Surely then, in the light of all this, ‘kingdom’ must be a joke word, which Our Lord seized on with great audacity, and pushed through the structures - beyond the crowns and the palaces, to something left behind in the dawning light of human consciousness – to the life of love, of intimacy, of trust and relationship whose source and upholding power is God.


Through the fog of realms and ranks we catch a tantalizing glimpse of the dimensions of God, where the dynamic is forgiveness and reconciliation rather than deals and documents, and where trust is the expression of the love which transcends all law.
But where then can we find this Kingdom – this kingdom where nothing is what we would expect – where nothing conforms to our limited assumptions? We are given a clue. If the way ‘king’ and ‘kingdom’ are used by Christ is really as an irony, a joke, a teasing – words which defy our preconceptions – then the Kingdom will be where we least expect it to be. And that, says the Psalmist (139), will be wherever we go –to the uttermost parts of the sea, to Hell itself – that which is God is there.

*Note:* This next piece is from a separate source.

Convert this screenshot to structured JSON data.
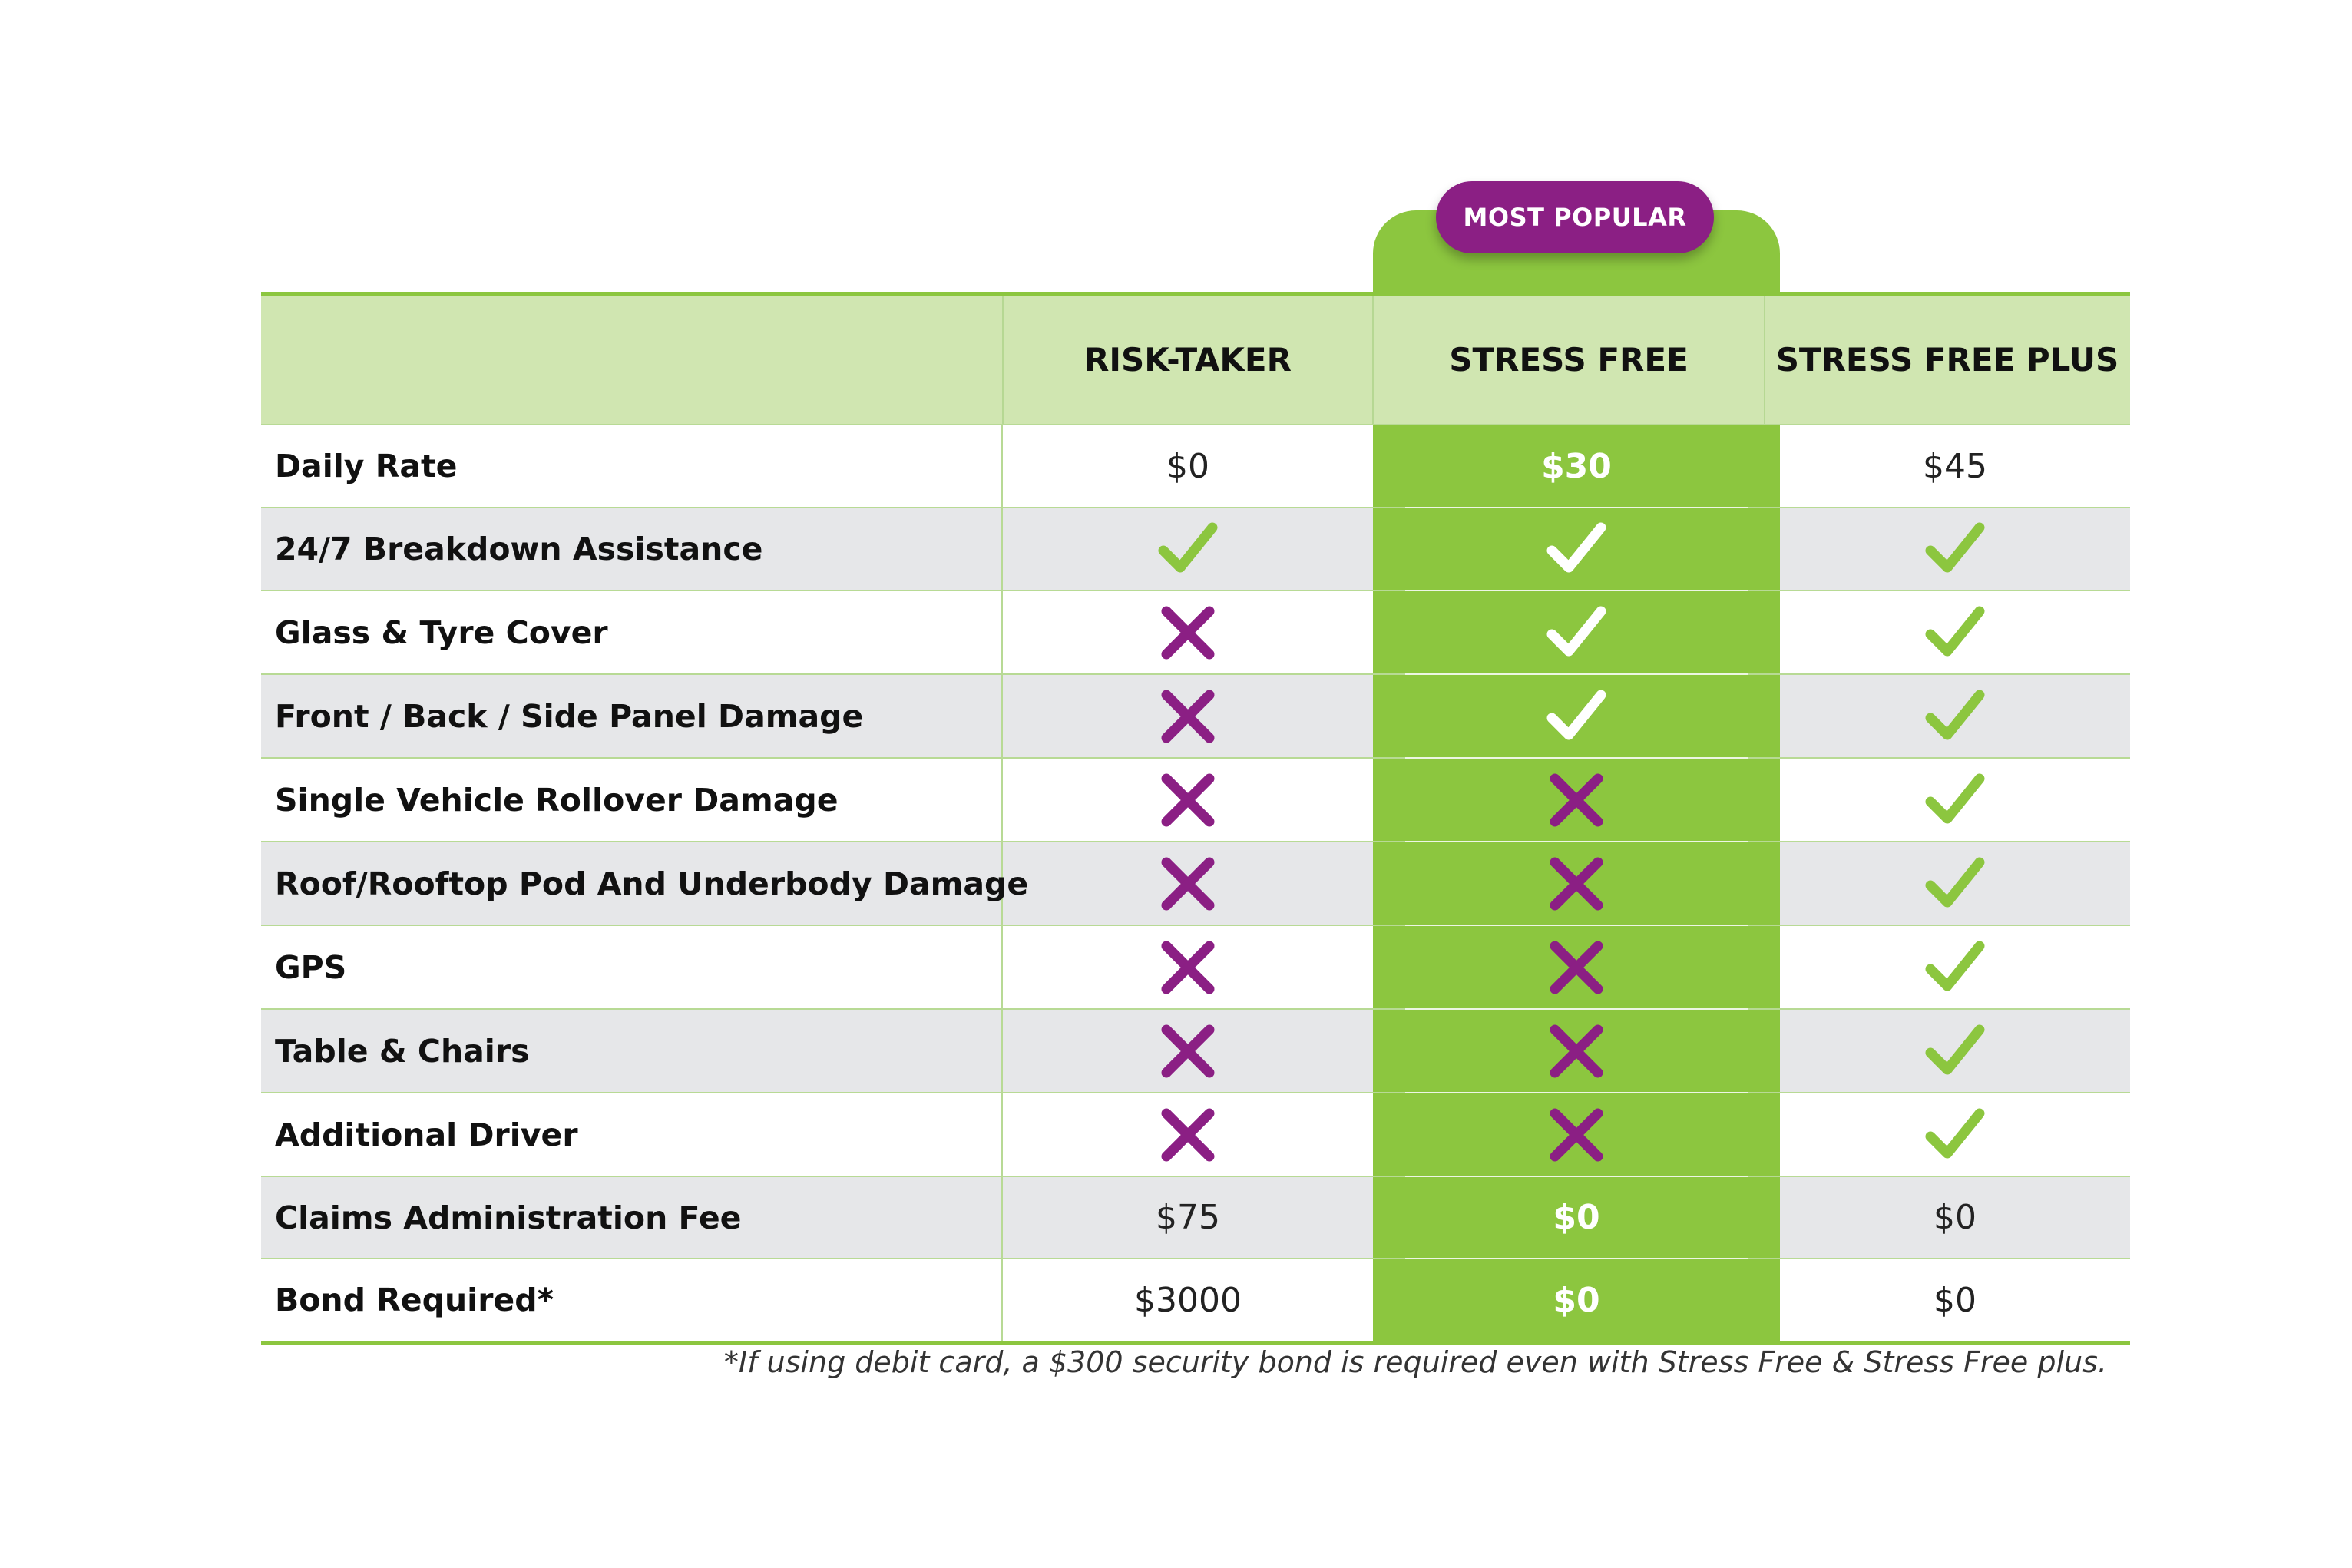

This Kingdom of God, said our Lord, is where you least expect it, and where you least expect it is where you can’t escape it, and where you can’t escape it is within you. You can deny the Kingdom, but you can’t escape it, because it is within you, for it is of the essence of the mystery of the Faith that we made righteous by the indwelling of Our Lord himself, whereby we become a new creation, at one with this gracious God, our source, our enabler, and our inspirer. Amen.